First Deputy Premier of the Soviet Union
- In office 15 January 1991 – 27 November 1991
- Premier: Valentin Pavlov Ivan Silayev
- Preceded by: Vladilen Niktin
- Succeeded by: Vitaly Doguzhiev

Minister of Heavy Machine Building
- In office 17 July 1989 – 1 April 1991
- Premier: Nikolai Ryzhkov Valentin Pavlov
- Preceded by: Konstantin Petukhov
- Succeeded by: Post abolished

Minister of Heavy, Power and Transport Machine Building
- In office 19 July 1987 – 27 June 1989
- Premier: Nikolai Ryzhkov
- Preceded by: Vladimir Zhigalin
- Succeeded by: Post abolished

Minister of Power Machine Building
- In office 8 December 1981 – 19 July 1987
- Premier: Nikolai Tikhonov Nikolai Ryzhkov
- Preceded by: Viktor Krotov
- Succeeded by: Post abolished

Personal details
- Born: Vladimir Makarovich Velichko 23 April 1937 (age 88) Mozhayskoye Novousmanskogo, Russian SFSR, Soviet Union
- Party: Communist Party of the Soviet Union (1963-1991)

= Vladimir Velichko =

Vladimir Makarovich Velichko (Владимир Макарович Величко; born 23 April 1937) is a Soviet official and entrepreneur appointed as the First Deputy Prime Minister of the Cabinet of Ministers in 1991.

==Life and career==
Velichko was born into a working-class family in the village of Mozhayskoye Novousmanskogo in Voronezh Oblast, Russian Soviet Federative Socialist Republic, Soviet Union on 23 April 1937. According to United Russia's homepage, Velichko started his career in the Ukrainian Soviet Socialist Republic. He began studying at the Leningrad Military Mechanical Institute in 1955, graduating as a mechanical engineer in 1961.

===Soviet politics===
In 1963, Velichko joined the Communist Party of the Soviet Union (CPSU), and began work at a factory in Leningrad belonging to the Ministry of General Machine Building. He became Deputy Chief of the plant in 1965, and deputy director in 1971. Between 1973 and 1975, Velichko worked as the plant's manager and from 1985 to 1990, he served as a member of the CPSU Central Committee, later becoming a Deputy of the Supreme Soviet of the Soviet Union.

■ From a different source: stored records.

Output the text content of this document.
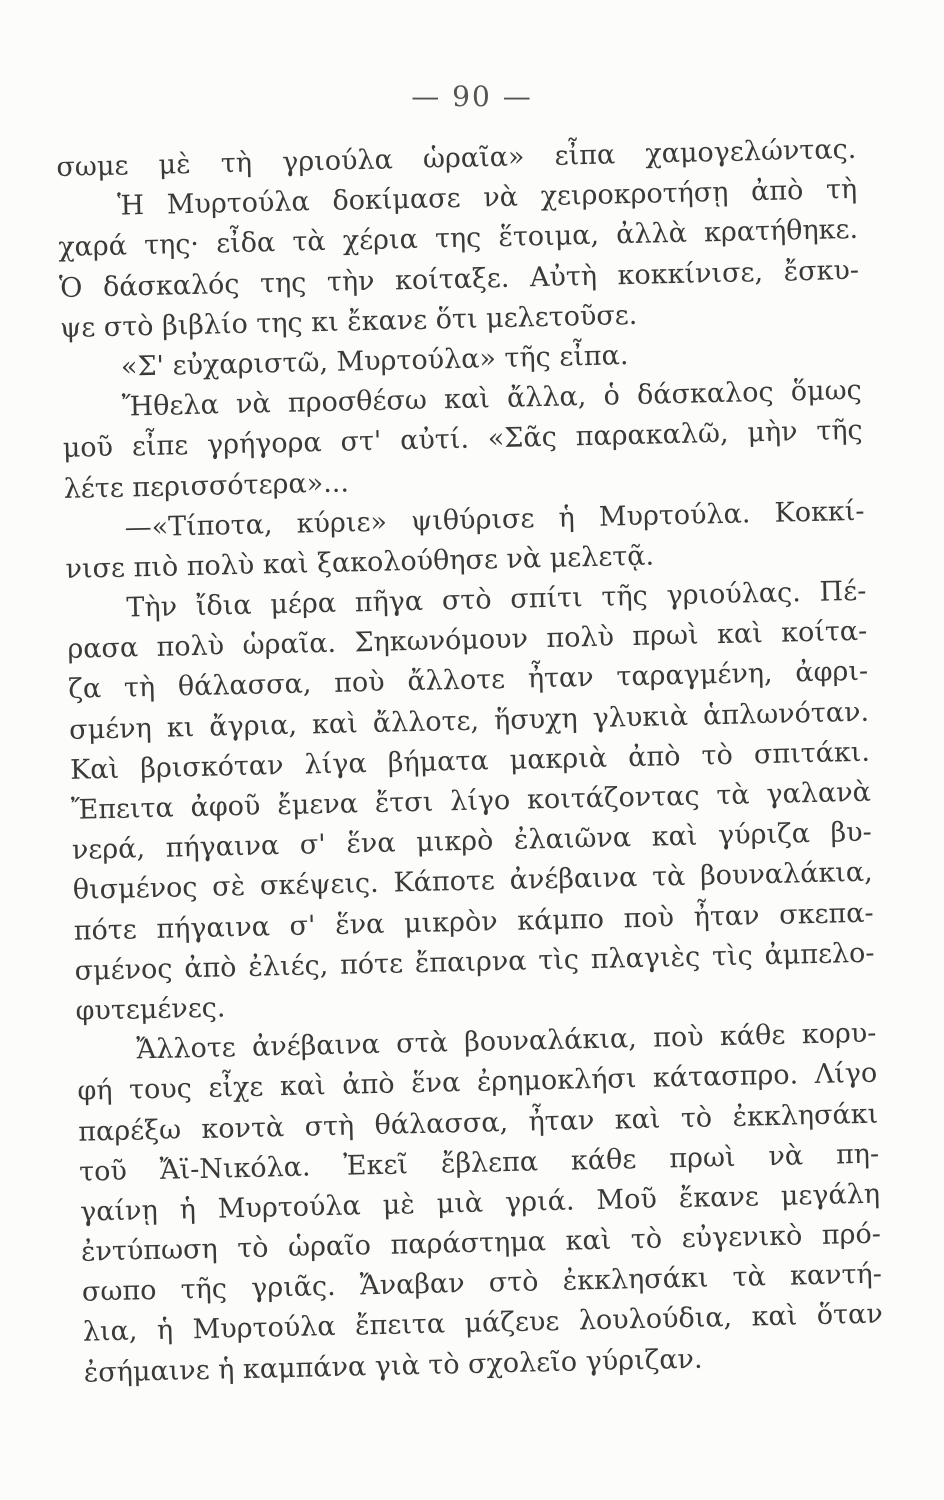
— 90 —
σωμε μὲ τὴ γριούλα ὡραῖα» εἶπα χαμογελώντας.
Ἡ Μυρτούλα δοκίμασε νὰ χειροκροτήσῃ ἀπὸ τὴ
χαρά της· εἶδα τὰ χέρια της ἕτοιμα, ἀλλὰ κρατήθηκε.
Ὁ δάσκαλός της τὴν κοίταξε. Αὐτὴ κοκκίνισε, ἔσκυ-
ψε στὸ βιβλίο της κι ἔκανε ὅτι μελετοῦσε.
«Σ' εὐχαριστῶ, Μυρτούλα» τῆς εἶπα.
Ἤθελα νὰ προσθέσω καὶ ἄλλα, ὁ δάσκαλος ὅμως
μοῦ εἶπε γρήγορα στ' αὐτί. «Σᾶς παρακαλῶ, μὴν τῆς
λέτε περισσότερα»...
—«Τίποτα, κύριε» ψιθύρισε ἡ Μυρτούλα. Κοκκί-
νισε πιὸ πολὺ καὶ ξακολούθησε νὰ μελετᾷ.
Τὴν ἴδια μέρα πῆγα στὸ σπίτι τῆς γριούλας. Πέ-
ρασα πολὺ ὡραῖα. Σηκωνόμουν πολὺ πρωὶ καὶ κοίτα-
ζα τὴ θάλασσα, ποὺ ἄλλοτε ἦταν ταραγμένη, ἀφρι-
σμένη κι ἄγρια, καὶ ἄλλοτε, ἥσυχη γλυκιὰ ἁπλωνόταν.
Καὶ βρισκόταν λίγα βήματα μακριὰ ἀπὸ τὸ σπιτάκι.
Ἔπειτα ἀφοῦ ἔμενα ἔτσι λίγο κοιτάζοντας τὰ γαλανὰ
νερά, πήγαινα σ' ἕνα μικρὸ ἐλαιῶνα καὶ γύριζα βυ-
θισμένος σὲ σκέψεις. Κάποτε ἀνέβαινα τὰ βουναλάκια,
πότε πήγαινα σ' ἕνα μικρὸν κάμπο ποὺ ἦταν σκεπα-
σμένος ἀπὸ ἐλιές, πότε ἔπαιρνα τὶς πλαγιὲς τὶς ἀμπελο-
φυτεμένες.
Ἄλλοτε ἀνέβαινα στὰ βουναλάκια, ποὺ κάθε κορυ-
φή τους εἶχε καὶ ἀπὸ ἕνα ἐρημοκλήσι κάτασπρο. Λίγο
παρέξω κοντὰ στὴ θάλασσα, ἦταν καὶ τὸ ἐκκλησάκι
τοῦ Ἄϊ-Νικόλα. Ἐκεῖ ἔβλεπα κάθε πρωὶ νὰ πη-
γαίνῃ ἡ Μυρτούλα μὲ μιὰ γριά. Μοῦ ἔκανε μεγάλη
ἐντύπωση τὸ ὡραῖο παράστημα καὶ τὸ εὐγενικὸ πρό-
σωπο τῆς γριᾶς. Ἄναβαν στὸ ἐκκλησάκι τὰ καντή-
λια, ἡ Μυρτούλα ἔπειτα μάζευε λουλούδια, καὶ ὅταν
ἐσήμαινε ἡ καμπάνα γιὰ τὸ σχολεῖο γύριζαν.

Velichko became First Deputy Minister of Power Machine Building in 1975, and continued to work in this post until 1981 when he became the Minister of Power Machine Building. On 20 July 1987, the Ministry of Power Machine Building merged with the Ministry of Heavy and Transport Machine Building to become the Ministry of Heavy, Power and Transport Machine Building with Velichko becoming the Minister of Heavy, Power and Transport Machine Building. The Ministry of Heavy, Power and Transport Machine Building then merged with the Ministry of Construction, Road and Municipal Machine Building on 27 June 1989 to become the Ministry of Heavy Machine Building. He was elected Minister of Heavy Machine Building by the Supreme Soviet of the Soviet Union with only five abstentions or votes against him among about 400 delegates. He was a member of the Presidium of the Council of Ministers during the premiership of Nikolai Ryzhkov, and later became a First Deputy Prime Minister of the Cabinet of Ministers during Valentin Pavlov's Prime Ministership.

===Entrepreneurship===
Since November 1990, Velichko has been chairman of the board joint-stock company Tyazhenergomash, and since 1996 worked as chairman of the Board of Directors of Tyazhenergomash, a financial-industrial group. As chairman of Velichko Tyazhenergomash he has overseen the reconstruction of several Soviet era plants as well as construction of new gas power stations with a generating capacity of more than 100 Megawatt. Velichko was also active in the construction of the Novo-Voronezh, Ignalina and Balakovo nuclear power plants along with several others in the Commonwealth of Independent States (CIS).

Velichko has been a member of the Council on Industrial Policy of the Russian Government since 1993, and became Chairman of the Council for Industrial Policy and Entrepreneurship of the Russian Government in 1994, an office he has held ever since. In 1994, he became chairman of the Board of Directors of Holdingtembanka. Since 1993, Velichko has been General Director of TENMA, and since 1996 the President of FPG. As of 2011 Velichko is a member of the Presidium of the Russian Academy of Engineering.

==Recognition==
In recognition of his work in developing Soviet industry during his tenure as minister of several ministries in the 1980s, Velichko was awarded two Orders of Lenin, Order of the October Revolution, two USSR State Prizes (1976 and 1978), Order of the Red Banner of Labour and Order of Friendship of the Czechoslovak Socialist Republic, as well as several other decorations, awards and medals. Velichko also received the Order "For Merit to the Fatherland", 4th class.